5 Ways to Get the Most Out of Clinical Rotations
Hollis Forester, RNC-NP
School is starting again. It’s back to the books, the studying, the commuting, and, maybe this year you are adding more clinical work to your schedule. It will take a lot of time out of your life and you may be anxious about it, but here are five big pluses to completing those clinical rotations and some pointers on getting the most out of them.

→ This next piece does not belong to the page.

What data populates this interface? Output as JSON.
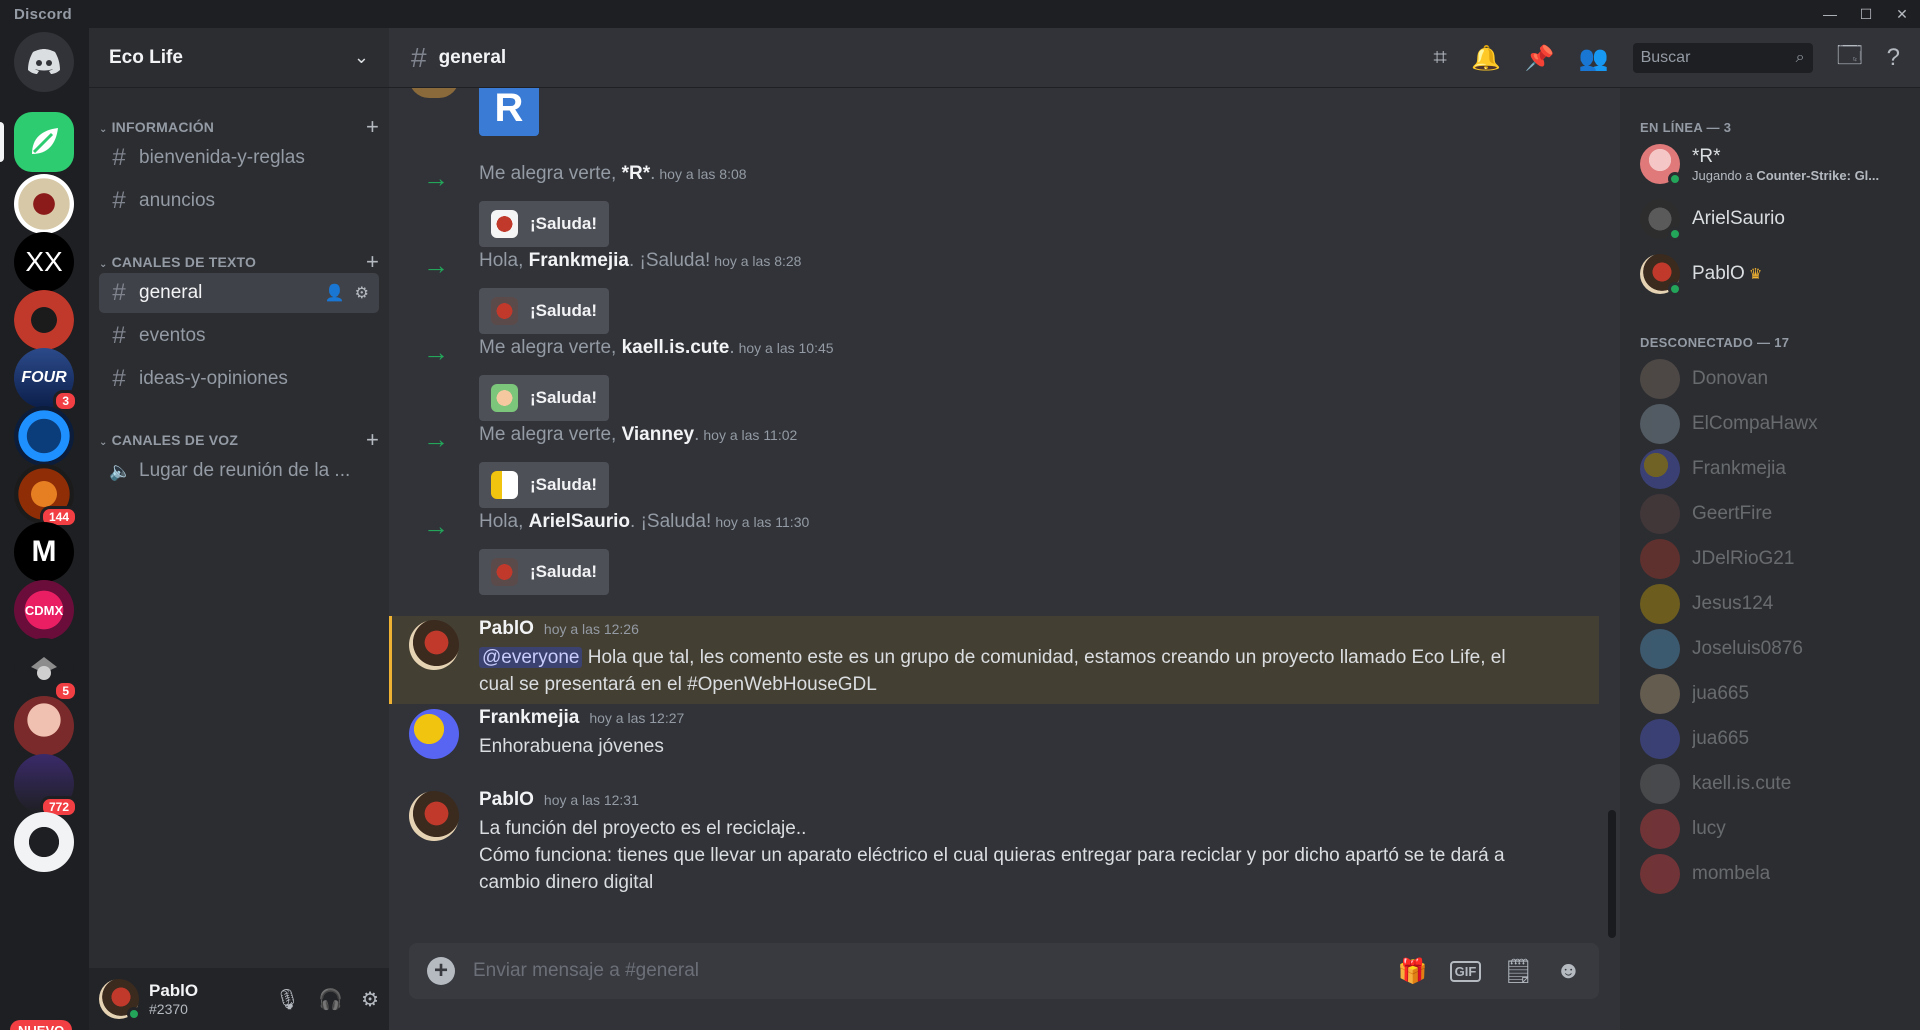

In a study published in the Journal of Nursing Education this month, the article entitled, “Practicum and Clinical Experiences: Postpracticum Students’ Views”, by Ralph, Walker and Wimmer, students review how they felt after their practical experiences. The article lead me to some interesting thoughts on how you can make your experience more valuable:
1. The Mentor is Your Friend.
The mentor or supervisor you work with will have an important influence on how you view your experience in the clinical rotation. Remember that you will not always have mentors that become your best friend or even that you will see eye-to-eye with all the time. However, it is important to learn to value every one’s contribution to patient care. If you have issues with your mentor, share them with him/her or alert your educational supervisor so you can achieve a resolution and get the most from your experience.
2. You Get to Practice.
This is the setting where you are able to put what you learn from books into practice. There will not always be occasions when you feel you are being used to the maximum, but watch what goes on around you. If you have been given an administrative task, but there is something else happening, complete your task (of course) but listen in, think what you might do in the situation, maybe offer to help your fellow student at confer with them. This is the opportunity for you to remember what you have learned and put it to work in the clinical care of patients, exciting stuff!
3. The Team.
Get to know the staff of the facility where you are working. Help them when you can. Take this opportunity, not only to practice injections and catheter insertions, but also to learn and practice how to function in a multi-disciplinary team. The spirit of working as a team is an important concept to master before entering the world of healthcare. I personally think in the future, this concept will be even more important. The medicine of tomorrow will demand we work with a much less territorial attitude and a much more global and inclusive approach to providing care for our patients.
4. More Than One Mentor?
Sometimes it is the case that your mentor in the clinical setting is sick, or that there are things you need to learn that someone else will be better able to show you. It is difficult to function with more than one supervisor, however, remember, every person has strengths and every person has the potential to educate you in a particular way. Take advantage of a situation you may think is difficult by listening to each of these voices separately and willingly.
Use this time to improve your self-confidence, not only in the area of practice of applying your book knowledge to the physical care of your patient, but also to the area of relationship with the healthcare team members, your mentors and your supervisors. This will more fully prepare you for the real world of medicine.